The WLA promotes the study of the diverse literature and cultures of the North American West. The organization brings together scholars, artists, environmentalists and community leaders who value the West’s literary and cultural contributions to American and world cultures.
“I’ve worked as a scholar in the field of the study of the American West for over twenty years, and I’ve seen the excellent work that has received this award in the past, so I’m very honored to receive the 2024 Western Literature Association’s Lyon Award,” said Johnson.
“Critics have been declaring the death of the western for over a hundred years. That it has most recently come back to life in the (sometimes undead) form of weird westerns and speculative westerns seems appropriate. My book pays detailed attention to the wide range of twenty-first century speculative westerns, indicative of the way the genre of the western has continued to grow and change in surprising ways,” said Johnson.

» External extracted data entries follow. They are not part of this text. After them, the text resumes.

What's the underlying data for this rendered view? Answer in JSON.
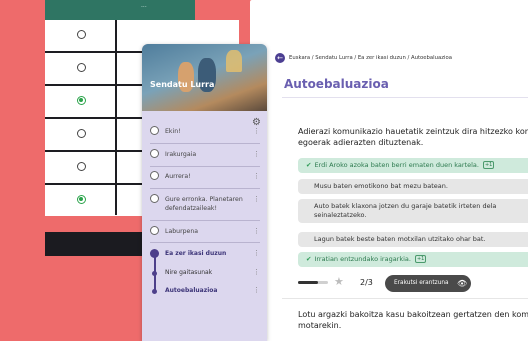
{
  "table": {
    "header_text": "...",
    "rows": [
      {
        "selected": false
      },
      {
        "selected": false
      },
      {
        "selected": true
      },
      {
        "selected": false
      },
      {
        "selected": false
      },
      {
        "selected": true
      }
    ]
  },
  "sidebar": {
    "banner_title": "Sendatu Lurra",
    "items": [
      {
        "label": "Ekin!"
      },
      {
        "label": "Irakurgaia"
      },
      {
        "label": "Aurrera!"
      },
      {
        "label": "Gure erronka. Planetaren defendatzaileak!"
      },
      {
        "label": "Laburpena"
      }
    ],
    "active_section": {
      "label": "Ea zer ikasi duzun",
      "children": [
        {
          "label": "Nire gaitasunak"
        },
        {
          "label": "Autoebaluazioa"
        }
      ]
    }
  },
  "breadcrumb": "Euskara / Sendatu Lurra / Ea zer ikasi duzun / Autoebaluazioa",
  "page_title": "Autoebaluazioa",
  "question1": {
    "line1": "Adierazi komunikazio hauetatik zeintzuk dira hitzezko kom",
    "line2": "egoerak adierazten dituztenak."
  },
  "options": [
    {
      "text": "Erdi Aroko azoka baten berri ematen duen kartela.",
      "correct": true,
      "badge": "+1"
    },
    {
      "text": "Musu baten emotikono bat mezu batean.",
      "correct": false
    },
    {
      "text_line1": "Auto batek klaxona jotzen du garaje batetik irteten dela",
      "text_line2": "seinaleztatzeko.",
      "correct": false
    },
    {
      "text": "Lagun batek beste baten motxilan utzitako ohar bat.",
      "correct": false
    },
    {
      "text": "Irratian entzundako iragarkia.",
      "correct": true,
      "badge": "+1"
    }
  ],
  "progress": {
    "score_text": "2/3",
    "fraction": 0.67
  },
  "show_answer_label": "Erakutsi erantzuna",
  "question2": {
    "line1": "Lotu argazki bakoitza kasu bakoitzean gertatzen den kom",
    "line2": "motarekin."
  },
  "colors": {
    "background": "#ee6b6b",
    "accent": "#4c3f92",
    "title": "#6a5fb0",
    "correct_bg": "#cfeadc"
  }
}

UMF will be offering a Weird Westerns course (ENG 377) taught by Johnson this spring. The course is a hybrid of online and in-person sessions. It will zoom weekly with students at Texas Tech University in a similar course taught by Sara Spurgeon Texas Tech University professor of American literature, literature, social justice and environment.
For more information, visit https://www.umf.maine.edu/continuing-ed/take-classes/.

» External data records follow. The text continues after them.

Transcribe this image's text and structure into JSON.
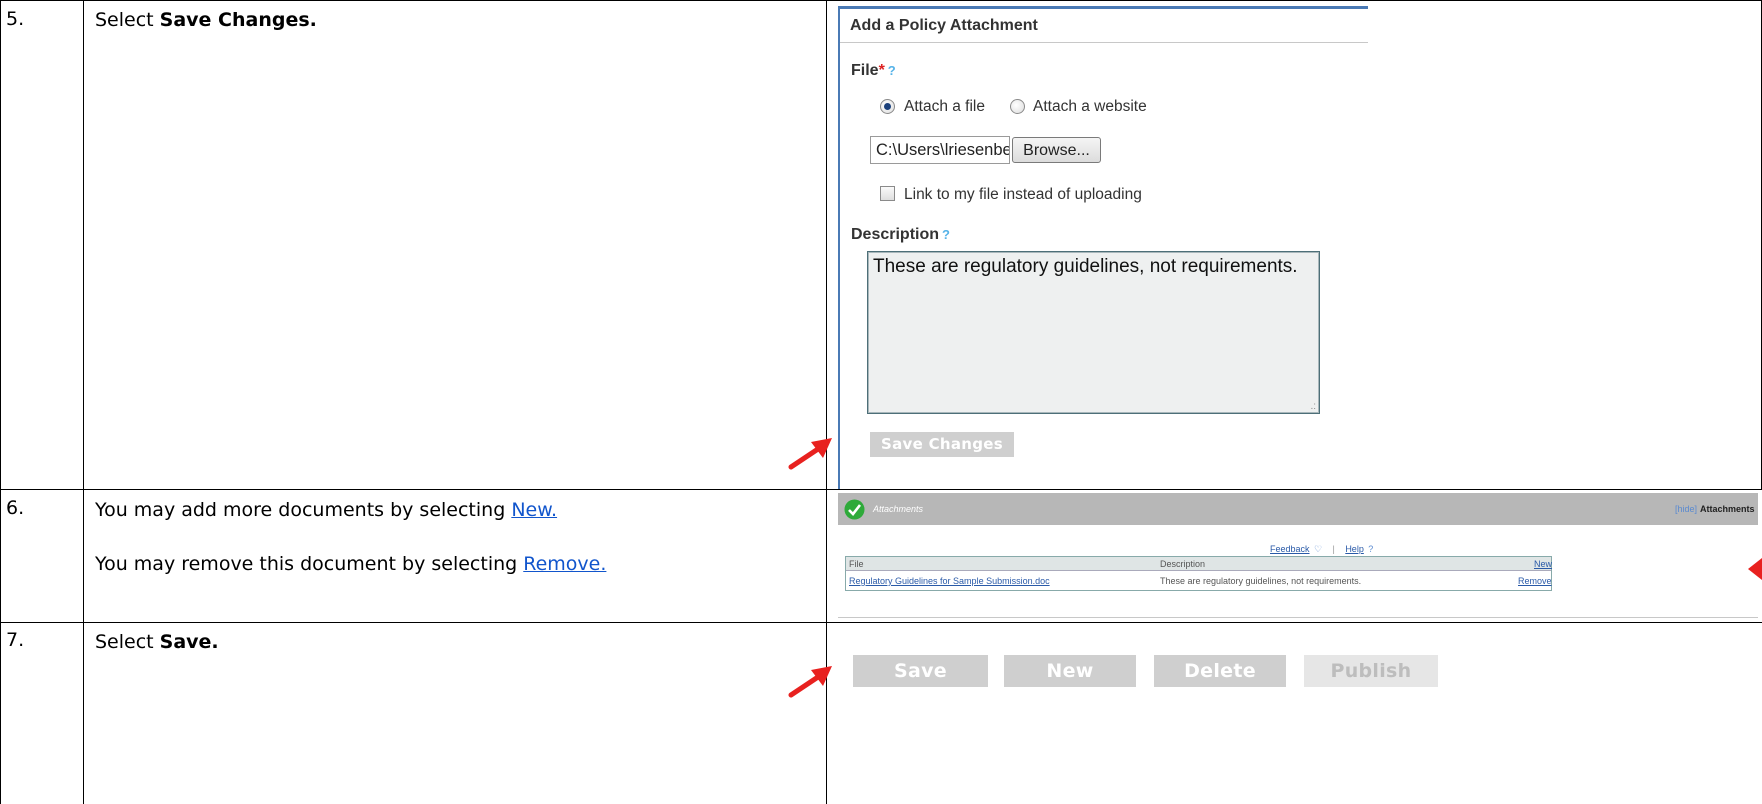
{
  "rows": [
    {
      "num": "5.",
      "text_prefix": "Select ",
      "text_bold": "Save Changes."
    },
    {
      "num": "6.",
      "line1_prefix": "You may add more documents by selecting ",
      "line1_link": "New.",
      "line2_prefix": "You may remove this document by selecting ",
      "line2_link": "Remove."
    },
    {
      "num": "7.",
      "text_prefix": "Select ",
      "text_bold": "Save."
    }
  ],
  "policy_dialog": {
    "title": "Add a Policy Attachment",
    "file_label": "File",
    "required_mark": "*",
    "help": "?",
    "radio_file": "Attach a file",
    "radio_site": "Attach a website",
    "file_path": "C:\\Users\\lriesenberg\\D",
    "browse": "Browse...",
    "link_checkbox": "Link to my file instead of uploading",
    "description_label": "Description",
    "description_value": "These are regulatory guidelines, not requirements.",
    "save_changes": "Save Changes"
  },
  "attachments": {
    "header_title": "Attachments",
    "hide": "[hide]",
    "right_title": "Attachments",
    "feedback": "Feedback",
    "help": "Help",
    "col_file": "File",
    "col_description": "Description",
    "col_new": "New",
    "file_name": "Regulatory Guidelines for Sample Submission.doc",
    "description": "These are regulatory guidelines, not requirements.",
    "remove": "Remove"
  },
  "toolbar": {
    "save": "Save",
    "new": "New",
    "delete": "Delete",
    "publish": "Publish"
  },
  "colors": {
    "arrow": "#e8211f",
    "check": "#2eaa3a",
    "dialog_border": "#4a7ab5"
  }
}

“Johnson’s book is eye-opening and could be useful for writers or readers who want to be challenged by perspectives on Western fiction that they might not have previously considered,” said Jeffrey J. Mariotte, Roundup Magazine.
According to the University of Nebraska Press, “Johnson’s narrative involves a study of both genre and place, a study of the “Speculative Wests” that have begun to emerge in contemporary texts such as the zombie-threatened California of Justina Ireland’s ‘Deathless Divide’ (2020)…Focusing on literature, film, and television from 2016 to 2020, Speculative Wests creates new visions of the American West.”
Johnson is professor of American literature at the University of Maine at Farmington. His primary research areas are African American Literature and the literature and culture of the American West. He is the author of the recently published “Speculative Wests: Popular Representations of a Region and a Genre.” He has also written two biographies, “Can’t Stand Still: Taylor Gordon and the Harlem Renaissance” and “A Black Woman’s West: The Life of Rose B. Gordon.” He is also co-editor (with Kerry Fine, Rebecca Lush, and Sara Spurgeon) of “Weird Westerns: Race, Gender, Genre” and the forthcoming “Hell-Bent for Leather: Sex and Sexuality in the Weird Western.”
Johnson received his master’s and PhD from the University of Kansas.